Arkansas commission votes to ban wells

The Arkansas Oil and Gas Commission on Wednesday voted to ban wells for the disposal of natural gas drilling fluids from a region where hundreds of earthquakes have struck, a move officials said was necessary to prevent a potential catastrophe.

Commissioners voted 6-0 to close a disposal well between Greenbrier and Enola in the Fayetteville Shale, an area rich in natural gas that stretches across the state. The commission also voted 7-0 to issue a moratorium on new disposal wells in a 1,150-square-mile segment of the shale in central Arkansas north of Conway, the Arkansas Democrat-Gazette reported.

Three other disposal wells in that area have already been closed by their operators.

The moratorium would not affect the drilling of natural gas wells, but it changes how fluids from the process are disposed.

Gas companies have tapped reserves of natural gas in the Fayetteville Shale by injecting water and chemicals under high pressure to fracture the shale, a process known as fracking. The fluids that emerge in the process have the potential to taint rivers and drinking water.

Separate disposal wells are used by drillers to dump the fluids.

With a moratorium, companies would have to truck the fluids to injection wells elsewhere in Arkansas or in Oklahoma or Texas, Commission Deputy Director Shane Khoury told The Associated Press after Wednesday's vote. About 730 disposal wells are active in the state, he said.

The commission pinpointed four wells in central Arkansas that it said needed to be closed to prevent earthquakes. Those wells are near a fault system that has spawned dozens of earthquakes this year. A magnitude-4.7 earthquake in February near Greenbrier was the most powerful to hit the state in 35 years.

After two of the four stopped operating in March, there was a sharp decline in the number of earthquakes. In the 18 days before the shutdown, there were 85 quakes with a magnitude 2.5 or greater, but there were only 20 in the 18 days following the shutdown, according to the state Geological Survey.

The fault system was discovered after the state allowed operators to drill the four wells, Khoury said.

"Bottom line is had we known that the fault system existed ... we would never have permitted the well in the first place," Khoury said.
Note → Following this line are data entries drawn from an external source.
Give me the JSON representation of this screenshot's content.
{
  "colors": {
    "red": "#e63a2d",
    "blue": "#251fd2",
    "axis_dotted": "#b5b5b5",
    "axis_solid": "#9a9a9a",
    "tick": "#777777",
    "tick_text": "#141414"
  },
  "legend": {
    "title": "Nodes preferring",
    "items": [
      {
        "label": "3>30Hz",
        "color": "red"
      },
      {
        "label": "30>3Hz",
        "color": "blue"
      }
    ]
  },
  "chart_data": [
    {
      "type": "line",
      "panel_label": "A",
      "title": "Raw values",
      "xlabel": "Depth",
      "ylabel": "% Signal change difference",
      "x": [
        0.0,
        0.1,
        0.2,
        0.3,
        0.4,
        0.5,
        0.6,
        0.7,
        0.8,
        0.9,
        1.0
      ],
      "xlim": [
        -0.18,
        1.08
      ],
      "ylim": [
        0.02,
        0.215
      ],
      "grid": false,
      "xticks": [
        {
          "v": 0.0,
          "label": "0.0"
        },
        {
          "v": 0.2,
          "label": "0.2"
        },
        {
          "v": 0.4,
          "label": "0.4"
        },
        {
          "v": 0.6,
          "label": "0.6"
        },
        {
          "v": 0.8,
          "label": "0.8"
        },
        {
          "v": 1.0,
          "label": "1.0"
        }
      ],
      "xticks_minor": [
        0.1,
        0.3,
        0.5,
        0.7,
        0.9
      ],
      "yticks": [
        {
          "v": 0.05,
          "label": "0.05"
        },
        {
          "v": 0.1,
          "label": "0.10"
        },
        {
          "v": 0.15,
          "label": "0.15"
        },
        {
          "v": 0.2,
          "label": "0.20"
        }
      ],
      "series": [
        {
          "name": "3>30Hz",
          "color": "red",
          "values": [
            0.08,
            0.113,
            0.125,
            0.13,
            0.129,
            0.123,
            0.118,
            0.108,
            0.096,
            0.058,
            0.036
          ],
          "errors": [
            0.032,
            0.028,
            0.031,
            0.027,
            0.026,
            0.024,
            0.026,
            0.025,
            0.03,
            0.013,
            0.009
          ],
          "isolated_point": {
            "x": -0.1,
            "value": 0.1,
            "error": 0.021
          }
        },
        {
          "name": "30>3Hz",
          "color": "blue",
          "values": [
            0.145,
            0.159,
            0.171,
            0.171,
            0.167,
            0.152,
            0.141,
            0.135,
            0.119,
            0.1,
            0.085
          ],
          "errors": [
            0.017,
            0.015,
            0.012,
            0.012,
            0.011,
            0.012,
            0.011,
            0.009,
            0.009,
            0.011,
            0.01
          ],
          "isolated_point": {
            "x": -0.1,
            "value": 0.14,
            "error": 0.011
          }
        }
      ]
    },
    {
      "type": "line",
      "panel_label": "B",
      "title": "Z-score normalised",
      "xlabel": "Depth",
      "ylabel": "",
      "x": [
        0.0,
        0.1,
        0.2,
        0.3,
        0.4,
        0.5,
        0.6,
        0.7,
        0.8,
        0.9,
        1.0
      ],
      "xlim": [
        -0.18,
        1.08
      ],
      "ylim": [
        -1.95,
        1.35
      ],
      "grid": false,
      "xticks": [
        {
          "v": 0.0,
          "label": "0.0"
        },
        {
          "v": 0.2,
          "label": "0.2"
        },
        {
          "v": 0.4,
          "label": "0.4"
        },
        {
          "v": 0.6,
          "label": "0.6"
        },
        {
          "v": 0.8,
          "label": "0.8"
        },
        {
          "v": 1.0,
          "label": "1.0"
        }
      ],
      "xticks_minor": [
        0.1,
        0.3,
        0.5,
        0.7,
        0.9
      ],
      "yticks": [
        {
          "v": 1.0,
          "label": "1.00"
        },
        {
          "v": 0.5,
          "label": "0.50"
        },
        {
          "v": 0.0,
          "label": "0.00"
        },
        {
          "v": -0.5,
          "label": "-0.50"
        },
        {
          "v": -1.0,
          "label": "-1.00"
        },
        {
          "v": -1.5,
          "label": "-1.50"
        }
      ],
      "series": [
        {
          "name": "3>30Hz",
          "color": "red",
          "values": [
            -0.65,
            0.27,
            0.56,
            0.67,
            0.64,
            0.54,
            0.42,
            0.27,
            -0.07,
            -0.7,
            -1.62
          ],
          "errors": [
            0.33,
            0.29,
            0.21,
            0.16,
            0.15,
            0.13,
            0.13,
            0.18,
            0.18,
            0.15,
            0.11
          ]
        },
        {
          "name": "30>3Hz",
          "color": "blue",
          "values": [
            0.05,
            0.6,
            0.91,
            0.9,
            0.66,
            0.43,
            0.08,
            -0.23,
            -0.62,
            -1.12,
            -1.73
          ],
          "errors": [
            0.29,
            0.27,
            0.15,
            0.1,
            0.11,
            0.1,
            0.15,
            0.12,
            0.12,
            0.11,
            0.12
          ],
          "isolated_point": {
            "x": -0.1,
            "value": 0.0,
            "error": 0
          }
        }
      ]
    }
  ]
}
The last well still operating belonged to Deep-Six Water Disposal Services, a subsidiary of Oklahoma City-based Hurst Oil Investments Inc. Deep-Six contended its well did not have an effect on seismic activity nearby.

A company representative declined comment Wednesday. But an expert who testified at the commission's hearing said tiny earthquakes near the well did not have a proven link to the well, the Democrat-Gazette reported.

Haydar al-Shukri, director of the Arkansas Earthquake Center at the University of Arkansas-Little Rock, testified Wednesday that his testing recorded nearly 10,000 small seismic events near the Deep-Six well. Most were too small for humans to notice.

Only 280 of those seismic events happened within three miles of the well, a sign that the well wasn't the cause of most of them, al-Shukri said.

But Commissioner Mike Davis said the commission had to act to close the well after hearing two days of testimony.

"Our first and foremost obligation is to the safety of the citizens of the state of Arkansas," Davis said, according to the Democrat-Gazette.

Commission director Lawrence Bengal said the Deep-Six well was within the "geologic fabric" of the region and could contribute to earthquakes near Guy and Greenbrier even if the well was several miles from the fault.

Khoury told the AP the well would likely close within three to five business days.